I use Horizon Data everyday, and it really
is amazing how easy it is to work with. However, maybe it’s my storage
background, but I can’t help but wonder what happens to my file after I’ve
uploaded it into my Horizon Data folder.
Where does it go?
Horizon Data is integrated into Horizon
Workspace – which means that it’s part of the Workspace vApp.
The Horizon Data VM, which obviously
handles the Files / Data side of things in workspace, includes several VMDKs
(which are, fortunately, thin provisioned).
If you’re running a small-scale deployment
(e.g. an evaluation or demo environment), you can stick with the default
configuration of having Horizon Data store things inside the VMDKs.
In production environments, however, it is
recommended to use NFS storage for Horizon Data (how to add an NFS mount is
documented here).
It’s worth noting that this NFS volume will
be mounted into the VM, not to the ESXi Host(s).

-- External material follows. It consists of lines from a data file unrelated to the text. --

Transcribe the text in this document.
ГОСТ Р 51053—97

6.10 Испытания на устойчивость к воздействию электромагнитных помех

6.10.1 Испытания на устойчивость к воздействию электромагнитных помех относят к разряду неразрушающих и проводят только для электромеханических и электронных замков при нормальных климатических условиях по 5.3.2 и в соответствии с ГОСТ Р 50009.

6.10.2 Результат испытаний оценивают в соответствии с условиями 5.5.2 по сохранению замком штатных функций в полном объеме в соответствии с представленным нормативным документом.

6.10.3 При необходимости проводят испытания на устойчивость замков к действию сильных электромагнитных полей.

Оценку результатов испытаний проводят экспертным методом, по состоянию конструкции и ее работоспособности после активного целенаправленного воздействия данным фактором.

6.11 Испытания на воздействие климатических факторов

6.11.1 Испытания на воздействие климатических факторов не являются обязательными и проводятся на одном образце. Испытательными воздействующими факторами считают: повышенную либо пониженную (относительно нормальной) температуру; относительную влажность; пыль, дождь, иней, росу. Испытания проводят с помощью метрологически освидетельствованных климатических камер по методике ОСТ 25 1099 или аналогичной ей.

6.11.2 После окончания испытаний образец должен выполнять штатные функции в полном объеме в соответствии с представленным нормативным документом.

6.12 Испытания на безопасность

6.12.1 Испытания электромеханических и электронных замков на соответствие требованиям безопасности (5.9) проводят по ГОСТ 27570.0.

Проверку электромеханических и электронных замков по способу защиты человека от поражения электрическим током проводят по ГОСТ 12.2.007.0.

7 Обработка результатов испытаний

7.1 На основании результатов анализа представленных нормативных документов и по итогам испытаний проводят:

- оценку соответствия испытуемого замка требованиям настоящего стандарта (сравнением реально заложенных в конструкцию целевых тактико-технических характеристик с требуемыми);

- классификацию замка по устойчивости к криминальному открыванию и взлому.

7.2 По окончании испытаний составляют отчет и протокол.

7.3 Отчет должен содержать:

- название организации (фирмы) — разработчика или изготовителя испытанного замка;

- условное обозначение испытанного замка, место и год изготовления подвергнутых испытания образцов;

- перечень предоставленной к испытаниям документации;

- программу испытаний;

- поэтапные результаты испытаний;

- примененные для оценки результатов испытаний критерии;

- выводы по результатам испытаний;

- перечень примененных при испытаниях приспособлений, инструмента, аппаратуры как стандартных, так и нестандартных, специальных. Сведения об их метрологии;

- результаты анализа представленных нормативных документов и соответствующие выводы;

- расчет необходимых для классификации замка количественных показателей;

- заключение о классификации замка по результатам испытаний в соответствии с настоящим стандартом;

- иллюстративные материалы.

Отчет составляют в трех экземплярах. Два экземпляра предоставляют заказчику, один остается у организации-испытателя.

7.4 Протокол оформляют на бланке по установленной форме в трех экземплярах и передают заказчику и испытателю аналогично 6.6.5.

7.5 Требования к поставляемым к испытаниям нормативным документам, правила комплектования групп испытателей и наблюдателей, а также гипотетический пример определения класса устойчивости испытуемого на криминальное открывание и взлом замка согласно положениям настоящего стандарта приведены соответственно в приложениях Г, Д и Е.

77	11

This means that the NFS traffic will be
using the VM Network that the Horizon Data VM is connected to, rather than a
VMKernel connection to the ESXi Hosts – so it’s worth considering whether this
network will have connectivity to your NFS storage array as well as how much
available bandwidth / performance there will be for NFS traffic on that
network.
In any case, they key thing to bear in mind
is that Horizon Data uses a mysql database to index the files that users
upload. Mysql then stores these files as Blobs.
What is a Blob?
Image courtesy of wikipedia |
A Blob is a Binary Large Object, which is
basically a method for storing pretty much any kind of file within a table in a
database.
To me, this makes a lot of sense – rather
than having unstructured data scattered around a filesystem, the database keeps
everything neat & tidy.
I like to think of it like this…back in
2002, I converted most of my CD collection into MP3s, and went to a lot of
trouble to keep my MP3 files organized – each artist had a folder, and inside
there was a folder for each album.
I started off with about 5GB of Music,
which was probably like 30 folders of stuff. At the time, I used to browse
through the folders, find things I wanted to listen to, then drag them into a
music player (I was a big fan of WinAmp!).
11 years later, and I now have nearly 40GB
of Music. I’ve been through 6 laptops in that time, and 3 USB hard drives.
The last time I looked at my Music folder,
it was a mess. There was a bunch of duplicate files & folders, things in
the wrong place, things missing (some laptop migrations were a result of hard
drive failures!).
So, browsing through the folders and
dragging things into a music player just doesn’t work.
The last time I migrated my laptop,
rather than copy the files over myself, I used iTunes to import everything,
with these 2 options set:
Now, I see all my music in one place, and
click on whatever I want to play. I don’t care where iTunes stores each file.
If & when I need to migrate off this laptop, I’ll just Export my iTunes
Library.
So, getting back to Horizon Data.
Here’s a file I made earlier, and uploaded
into my Horizon Data folder.
If I log into the Horizon Data VM (as root),
I can navigate through to the directory where the blobs are stored
(/opt/zimbra/store).
Inside that directory, mysql has structured
things very carefully. Here’s what the blob looks like:
The path, as well as the filename are both
important. AFAIK they relate to tablespaces etc within the database, I’m sure
someone who understands mysql better than I do can tell you all about it.
If I look at that .msg file, you can see
it’s actually the .txt file I uploaded into my Horizon folder.
So, Horizon Data has changed the filename
& extension, and manages it’s own directory structure to store things, but
the actual content of my file hasn’t been modified.
From a storage perspective, this means that
any block based deduplication should work very well for files stored by Horizon
Data.
File based single instancing (leaving
behind stub files etc) wouldn’t be a good idea, but anything block based which
is invisible to the filesystem and preserves the file & directory structure
should work very well at freeing up disk space.
I’d be very interested to see someone do
some testing with this & see what kind of dedupe ratios they achieve.